Daß dem Beamten mein Schrecken nicht aufgefallen ist, war ein Wunder, und mir war etwas übel zumute, als ich durch die beiden wachthabenden Polizisten am Eingang des Bahnhofes, die mich scharf musterten, hindurchschritt.
Bei meiner Flucht hatte ich einen blauen Zivilanzug angezogen, den ich mir seinerzeit in Schanghai hatte machen lassen, und den schon in Schanghai Herr Brown und Scott, später der Millionär McGarvin getragen hatte, der dann an einen gewissen Schlosser, später Schloßherr Ernst Suse vermacht worden war, dann wieder bessere Tage erlebte, als ein deutscher Seeoffizier ihn anzog, und nun sein Dasein auf dem Leibe des Dockarbeiters George Mine beendete. Unter dem Jackett hatte ich einen blauen Mannschaftssweater, den eine unserer gefangenen Matrosenordonnanzen in Donington Hall mir geschenkt hatte. In der Tasche trug ich eine alte zerfranste Sportmütze, ein Taschenmesser, Taschenspiegel, Rasierapparat, ein Stück Bindfaden und zwei Taschentücher vorstellen sollende Lappen. Ferner besaß ich das stolze Vermögen von hundertzwanzig Schilling, die ich mir erspart und zusammengepumpt hatte. Pässe und Papiere, die jetzt in England selbst jeder Engländer haben mußte, habe ich niemals besessen.

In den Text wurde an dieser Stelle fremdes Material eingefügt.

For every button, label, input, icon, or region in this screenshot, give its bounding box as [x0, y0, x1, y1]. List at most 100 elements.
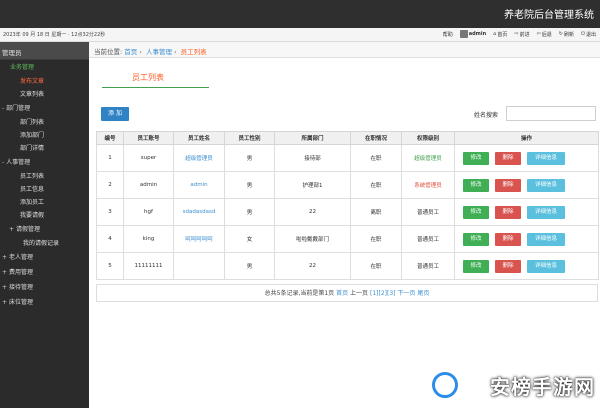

Nun ging ich an die Themse zu einer entlegenen Stelle. Mein schöner weicher Hut flog durch Zufall von der London-Bridge ins Wasser, Kragen und Schlips folgten an einem anderen Orte nach, ein schöner vergoldeter Knopf prangte herrlich vorne in der grünen Hemdprise (Marke Knopfzwang), dann wurden die Haare schwarz und schmierig von einer Mischung aus Vaseline, Stiefelwichse und Kohlenstaub, die Hände sahen bald aus, als wenn sie niemals mit Wasser in Berührung gekommen wären, und zu guter Letzt wälzte ich mich auf einem Kohlenhaufen tüchtig herum, und schon war der streikende Dockarbeiter G. Mine fertig.
So konnte man in mir wirklich keinen Offizier vermuten, am allerwenigsten aber von „smart” und „dapper” sprechen. Ich glaube meine Rolle gut gespielt zu haben, und nachdem ich erst den inneren Ekel vor meiner Umgebung und soviel Dreck überwunden hatte und mich erst sicher fühlte, konnte ich wirklich nur als das angesehen werden, wofür ich mich ausgab: als fauler, dreckiger Dockarbeiter oder Segelschiffsmatrose.
Steckbrief, eine Woche nach der Flucht
Mit meiner Mütze frech im Genick, vor Schmutz starrend, die Jacke offen, den blauen Seemannssweater und als einzige Zierde den Kragenknopf zeigend, mit den Händen in den Taschen, pfeifend und spuckend und mich überall herumlümmelnd, wie ich es zu tausenden Malen in allen Hafenstädten der ganzen Welt von den Matrosen gesehen hatte, trieb ich mich tagelang in London herum, ohne auch jemals nur den leisesten Verdacht bei irgendeinem Menschen zu erwecken, daß ich etwas anderes sei, als wonach ich aussah.
Darauf beruhte überhaupt mein ganzer Plan.
Die einzigste Möglichkeit, unentdeckt zu bleiben, war die, mich so zu benehmen und so auszusehen, daß ich niemals den leisesten Verdacht erweckte. Es durfte überhaupt niemals so weit kommen, daß ein Mensch auf mich aufmerksam wurde, und wenn ein Polizist mich erst gefragt hätte, wer ich sei, hätte ich nur meinen richtigen Namen angeben können. Daher war es auch vollkommen unnötig, daß meine Steckbriefe meine Tätowierung auf dem Arm immer wieder als Schlüssel zur Entdeckung erwähnten. Wenn es erst so weit kam, dann war längst vorher schon alles verloren.